The histogram module

pylife.utils.histogram.combine_histogram(hist_list, method='sum')[source]

Combine a list of histograms to one.

Parameters:
  • hist_list (list of pandas.Series) – list of histograms with all histograms as interval indexed pandas.Series

  • method (str or aggregating function) – method used for the aggregation, e.g. ‘sum’, ‘min’, ‘max’, ‘mean’, ‘std’ or any callable function that would aggregate a pandas.Series. default is ‘sum’

Returns:

histogram – The resulting histogram

Return type:

pd.Series

Raises:

ValueError – if the index levels of the histograms do not match.

Notes

Identical bins are grouped and then aggregated using method. Note that neither before or after the aggregation any rebinning takes place. You might consider piping your histograms through rebin_histogram() before or after combining them.

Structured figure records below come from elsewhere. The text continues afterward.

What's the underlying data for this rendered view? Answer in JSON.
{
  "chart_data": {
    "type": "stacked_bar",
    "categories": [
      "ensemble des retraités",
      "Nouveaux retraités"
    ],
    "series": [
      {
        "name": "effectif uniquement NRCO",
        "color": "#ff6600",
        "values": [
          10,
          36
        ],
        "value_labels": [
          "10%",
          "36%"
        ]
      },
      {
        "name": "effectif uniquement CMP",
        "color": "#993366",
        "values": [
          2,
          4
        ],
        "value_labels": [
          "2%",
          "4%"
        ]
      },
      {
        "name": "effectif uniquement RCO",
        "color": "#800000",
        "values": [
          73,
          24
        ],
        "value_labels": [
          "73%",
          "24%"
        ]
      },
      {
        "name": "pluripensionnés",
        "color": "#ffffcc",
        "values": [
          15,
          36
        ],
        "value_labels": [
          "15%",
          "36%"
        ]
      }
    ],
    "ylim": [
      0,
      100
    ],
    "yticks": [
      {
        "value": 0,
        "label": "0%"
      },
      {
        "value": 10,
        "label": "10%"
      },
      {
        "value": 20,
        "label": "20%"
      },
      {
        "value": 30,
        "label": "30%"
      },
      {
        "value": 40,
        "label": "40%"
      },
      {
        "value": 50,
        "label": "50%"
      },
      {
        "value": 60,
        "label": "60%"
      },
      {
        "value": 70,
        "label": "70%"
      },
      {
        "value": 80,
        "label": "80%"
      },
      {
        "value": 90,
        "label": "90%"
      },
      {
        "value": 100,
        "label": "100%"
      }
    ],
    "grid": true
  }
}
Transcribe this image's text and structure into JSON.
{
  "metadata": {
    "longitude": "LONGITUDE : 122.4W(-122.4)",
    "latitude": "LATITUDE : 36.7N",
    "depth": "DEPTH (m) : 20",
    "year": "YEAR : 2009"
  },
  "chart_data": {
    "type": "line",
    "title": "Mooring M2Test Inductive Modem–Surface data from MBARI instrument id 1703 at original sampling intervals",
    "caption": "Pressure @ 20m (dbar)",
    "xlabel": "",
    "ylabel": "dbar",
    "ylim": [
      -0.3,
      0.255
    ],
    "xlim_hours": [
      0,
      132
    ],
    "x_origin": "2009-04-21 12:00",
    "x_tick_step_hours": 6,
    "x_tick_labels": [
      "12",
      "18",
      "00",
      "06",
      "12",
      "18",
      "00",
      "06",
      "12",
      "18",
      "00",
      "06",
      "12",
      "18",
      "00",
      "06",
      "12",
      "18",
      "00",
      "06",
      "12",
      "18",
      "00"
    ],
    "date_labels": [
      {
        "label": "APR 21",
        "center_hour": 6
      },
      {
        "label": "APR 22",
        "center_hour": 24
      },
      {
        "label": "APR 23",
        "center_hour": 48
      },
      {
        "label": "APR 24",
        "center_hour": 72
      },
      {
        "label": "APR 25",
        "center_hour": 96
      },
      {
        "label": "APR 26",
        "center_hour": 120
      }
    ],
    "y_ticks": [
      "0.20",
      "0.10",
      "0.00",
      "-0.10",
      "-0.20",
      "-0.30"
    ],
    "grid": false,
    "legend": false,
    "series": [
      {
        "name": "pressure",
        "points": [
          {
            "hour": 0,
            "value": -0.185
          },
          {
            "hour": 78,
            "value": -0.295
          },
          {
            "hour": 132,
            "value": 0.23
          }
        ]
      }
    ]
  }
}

The histograms need to have compatible indices. Those can either be a simple class:pandas.IntervalIndex for a one dimensional histogram or a pandas.MultiIndex whose levels are all IntervalIndex for multidimensional histograms. For multidimensional histograms the names of the index levels must match throughout the input histogram list.

Examples

Two one dimensional histograms:

>>> h1 = pd.Series([5., 10.], index=pd.interval_range(start=0, end=2))
>>> h2 = pd.Series([12., 3., 20.], index=pd.interval_range(start=1, periods=3))
>>> h1
(0, 1]     5.0
(1, 2]    10.0
dtype: float64
>>> h2 = pd.Series([12., 3., 20.], index=pd.interval_range(start=1, periods=3))
>>> h2
(1, 2]    12.0
(2, 3]     3.0
(3, 4]    20.0
dtype: float64
>>> combine_histogram([h1, h2])
(0, 1]     5.0
(1, 2]    22.0
(2, 3]     3.0
(3, 4]    20.0
dtype: float64
>>> combine_histogram([h1, h2], method='min')
(0, 1]     5.0
(1, 2]    10.0
(2, 3]     3.0
(3, 4]    20.0
dtype: float64
>>> combine_histogram([h1, h2], method='max')
(0, 1]     5.0
(1, 2]    12.0
(2, 3]     3.0
(3, 4]    20.0
dtype: float64
>>> combine_histogram([h1, h2], method='mean')
(0, 1]     5.0
(1, 2]    11.0
(2, 3]     3.0
(3, 4]    20.0
dtype: float64

Limitations

At the moment, additional dimensions i.e. index level that are not histogram bins, are not supported. This limitation might fall in the future.

pylife.utils.histogram.rebin_histogram(histogram, binning, nan_default=False)[source]

Rebin a histogram to a given binning.

Parameters:
Returns:

rebinned – The rebinned histogram

Return type:

pandas.Series with pandas.IntervalIndex

Raises:
  • TypeError – if the histogram or the binning do not have an IntervalIndex.

  • ValueError – if the binning is not monotonic increasing or has gaps.

Notes

The events collected in the bins of the original histogram are distributed linearly to the bins in the target bins.

Examples

>>> h
(0.0, 1.0]    1.0
(1.0, 2.0]    2.0
(2.0, 3.0]    3.0
(3.0, 4.0]    4.0
dtype: float64
>>> h = pd.Series([10.0, 20.0, 30.0, 40.0], index=pd.interval_range(0.0, 4.0, 4))
>>> h
(0.0, 1.0]    10.0
(1.0, 2.0]    20.0
(2.0, 3.0]    30.0
(3.0, 4.0]    40.0
dtype: float64

Rebin to a finer binning:

>>> target_binning = pd.interval_range(0.0, 4.0, 8)
>>> rebin_histogram(h, target_binning)
(0.0, 0.5]     5.0
(0.5, 1.0]     5.0
(1.0, 1.5]    10.0
(1.5, 2.0]    10.0
(2.0, 2.5]    15.0
(2.5, 3.0]    15.0
(3.0, 3.5]    20.0
(3.5, 4.0]    20.0
dtype: float64

Rebin to a coarser binning:

>>> target_binning = pd.interval_range(0.0, 4.0, 2)
>>> rebin_histogram(h, target_binning)
(0.0, 2.0]    30.0
(2.0, 4.0]    70.0
dtype: float64

Define the target bin just by an int:

>>> rebin_histogram(h, 5)
(0.0, 0.8]     8.0
(0.8, 1.6]    14.0
(1.6, 2.4]    20.0
(2.4, 3.2]    26.0
(3.2, 4.0]    32.0
dtype: float64

Limitations

At the moment, additional dimensions i.e. index level that are not histogram bins, are not supported. This limitation might fall in the future.